Allein Krastevs Hinweis, dass in den nächsten zwei Jahren weltweit über vier Milliarden Menschen zur Wahl gehen werden, sollte die Augen öffnen, dass selbst in formalen Demokratien sich etwas tun kann, welches die Konstellationen in der Welt verändern kann. Zum Beispiel auch zu einer de-eskalierenden Politik trotz unterschiedlicher Interessen. Hier sind die Claims jedoch bereits abgesteckt. Man stelle sich vor, welches Zeter und Mordio hierzulande zu vernehmen wäre, wenn in den USA ein anderer als Joe Biden gewählt würde. Trotz des unbeschreiblichen Fiaskos, in das seine Politik dieses Land geführt hat, von einem vermeidbaren Krieg bis zur De-industrialisierung, würden Tränen geweint. Und spätestens dann müsste es auffallen, dass eine eigenständige Analyse der eigenen Interessen und eine Strategie, wie diese umzusetzen sind, nicht vorhanden sind. Das von der EU seit geraumer Zeit vertretene Junktim von EU- und NATO-Mitgliedschaft, entstanden auf Anraten der USA, wird sich als das Herzstück einer selbstmörderischen Politik entpuppen, wenn der große Pate in eine andere Richtung schaut. Was er bereits macht. Wenn aber auch die symbolischen Gesten der Solidarität ausbleiben werden, wird deutlich werden, was in der Vergangenheit schief gelaufen ist. 

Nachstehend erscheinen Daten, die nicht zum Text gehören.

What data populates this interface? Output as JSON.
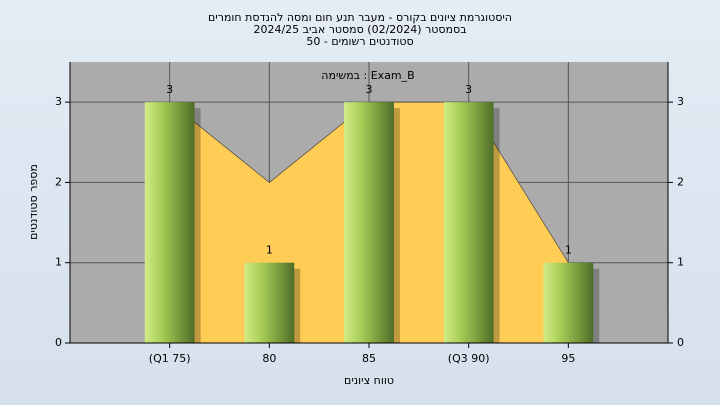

Die Ruhe, die erforderlich ist, um quasi eine Portfolio-Analyse für das eigene Land zu machen, in der die Interessen austariert und die daraus abzuleitenden politischen Strategien formuliert werden, wird es nicht mehr geben. Und die Akteure, die einer solchen Übung fähig wären, sind nicht vorhanden. Stattdessen soufflieren mediokre Chargen aus allen möglichen Stiftungen der Politik die nächsten Schritte, während die Kameraden aus dem Medienmonopol die nächsten Treibjagden auf alle vorbereiten, die einen abweichenden Blick auf das Geschehen werfen. Wer diesen Blick noch bekommen will, der muss woanders suchen!